Only his second novel, but what a difference in quality compared to In the Drift. Like Sterling’s Schismatrix this feels like a progenitor of all those transhuman/posthuman elements that became so prevalent later on in SF. It’s a tour of a future solar system that has the same idea density and complexity like e.g. the more recent Accelerando by Charles Stross. The core premise of the novel is the complete reprogrammability of the human mind, a powerful concept that isn’t easily handled and thus often avoided, even in more recent fiction. Swanwick explores this from various directions, a borglike entity that controls Earth, a Mars-commune that programs its citizen do be brave and happy worker drones and more.
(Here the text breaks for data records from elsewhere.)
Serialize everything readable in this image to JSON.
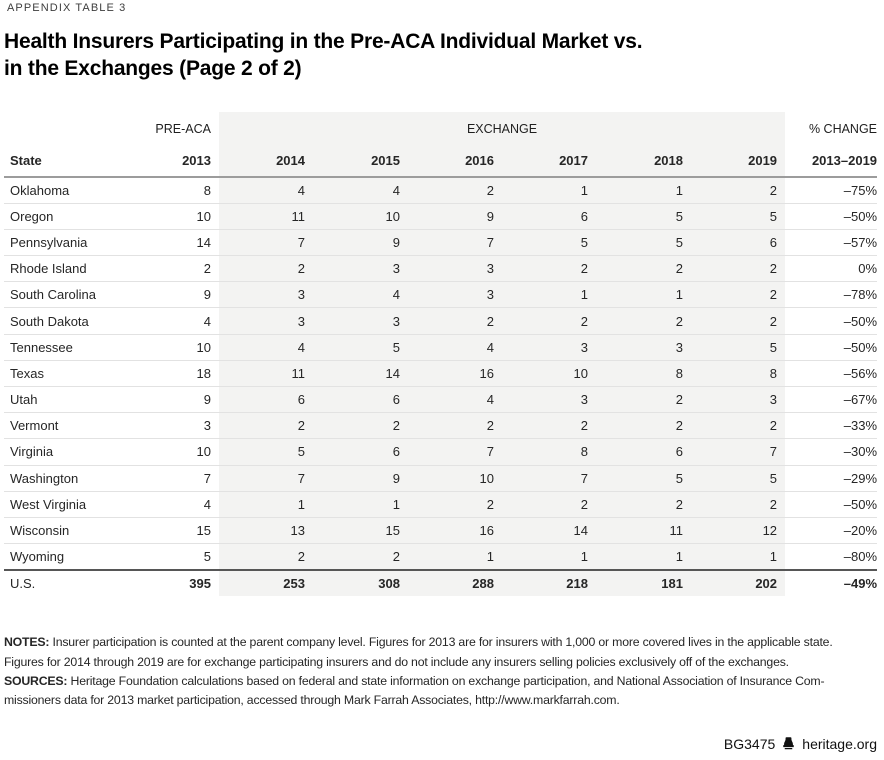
{
  "eyebrow": "APPENDIX TABLE 3",
  "title_line1": "Health Insurers Participating in the Pre-ACA Individual Market vs.",
  "title_line2": "in the Exchanges (Page 2 of 2)",
  "table": {
    "group_headers": {
      "pre_aca": "PRE-ACA",
      "exchange": "EXCHANGE",
      "pct_change": "% CHANGE"
    }
  },
  "chart_data": {
    "type": "table",
    "title": "Health Insurers Participating in the Pre-ACA Individual Market vs. in the Exchanges (Page 2 of 2)",
    "column_groups": [
      "PRE-ACA (2013)",
      "EXCHANGE (2014-2019)",
      "% CHANGE (2013-2019)"
    ],
    "columns": [
      "State",
      "2013",
      "2014",
      "2015",
      "2016",
      "2017",
      "2018",
      "2019",
      "2013–2019"
    ],
    "rows": [
      {
        "state": "Oklahoma",
        "values": [
          8,
          4,
          4,
          2,
          1,
          1,
          2,
          "–75%"
        ]
      },
      {
        "state": "Oregon",
        "values": [
          10,
          11,
          10,
          9,
          6,
          5,
          5,
          "–50%"
        ]
      },
      {
        "state": "Pennsylvania",
        "values": [
          14,
          7,
          9,
          7,
          5,
          5,
          6,
          "–57%"
        ]
      },
      {
        "state": "Rhode Island",
        "values": [
          2,
          2,
          3,
          3,
          2,
          2,
          2,
          "0%"
        ]
      },
      {
        "state": "South Carolina",
        "values": [
          9,
          3,
          4,
          3,
          1,
          1,
          2,
          "–78%"
        ]
      },
      {
        "state": "South Dakota",
        "values": [
          4,
          3,
          3,
          2,
          2,
          2,
          2,
          "–50%"
        ]
      },
      {
        "state": "Tennessee",
        "values": [
          10,
          4,
          5,
          4,
          3,
          3,
          5,
          "–50%"
        ]
      },
      {
        "state": "Texas",
        "values": [
          18,
          11,
          14,
          16,
          10,
          8,
          8,
          "–56%"
        ]
      },
      {
        "state": "Utah",
        "values": [
          9,
          6,
          6,
          4,
          3,
          2,
          3,
          "–67%"
        ]
      },
      {
        "state": "Vermont",
        "values": [
          3,
          2,
          2,
          2,
          2,
          2,
          2,
          "–33%"
        ]
      },
      {
        "state": "Virginia",
        "values": [
          10,
          5,
          6,
          7,
          8,
          6,
          7,
          "–30%"
        ]
      },
      {
        "state": "Washington",
        "values": [
          7,
          7,
          9,
          10,
          7,
          5,
          5,
          "–29%"
        ]
      },
      {
        "state": "West Virginia",
        "values": [
          4,
          1,
          1,
          2,
          2,
          2,
          2,
          "–50%"
        ]
      },
      {
        "state": "Wisconsin",
        "values": [
          15,
          13,
          15,
          16,
          14,
          11,
          12,
          "–20%"
        ]
      },
      {
        "state": "Wyoming",
        "values": [
          5,
          2,
          2,
          1,
          1,
          1,
          1,
          "–80%"
        ]
      }
    ],
    "total_row": [
      "U.S.",
      395,
      253,
      308,
      288,
      218,
      181,
      202,
      "–49%"
    ]
  },
  "notes": [
    {
      "label": "NOTES: ",
      "text": "Insurer participation is counted at the parent company level. Figures for 2013 are for insurers with 1,000 or more covered lives in the applicable state."
    },
    {
      "label": "",
      "text": "Figures for 2014 through 2019 are for exchange participating insurers and do not include any insurers selling policies exclusively off of the exchanges."
    },
    {
      "label": "SOURCES: ",
      "text": "Heritage Foundation calculations based on federal and state information on exchange participation, and National Association of Insurance Com-"
    },
    {
      "label": "",
      "text": "missioners data for 2013 market participation, accessed through Mark Farrah Associates, http://www.markfarrah.com."
    }
  ],
  "footer": {
    "id": "BG3475",
    "site": "heritage.org",
    "logo": "liberty-bell-icon"
  },
  "colors": {
    "band": "#f3f3f2",
    "row_line": "#e2e2e2",
    "header_line": "#9c9c9c",
    "total_line": "#565656",
    "text": "#262626"
  }
}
The human mind has become just as mutable as fashion. Swanwick’s novel shows a future out of control, having lost its last fixed or at least slow moving attractor. If free will and identity are easily editable they become worthless, and while the Comprise, the borglike entity on Earth, seems like the most unpleasant outcome of this future, it makes sense in a world where identity and self has become an endlessly interchangeable commodity. The plot hook of the book is about another alternative, an updated version of the human mind, personalities that revert despite every reprogramming to their normal state. In consequence making the human mind immutable again.
This is my kind of book, taking an idea and running as far as possible with it. Admittedly this happens (a bit) at the expense of characterization and atmosphere, but nothing can beat the raw power of the ideas exhibited here.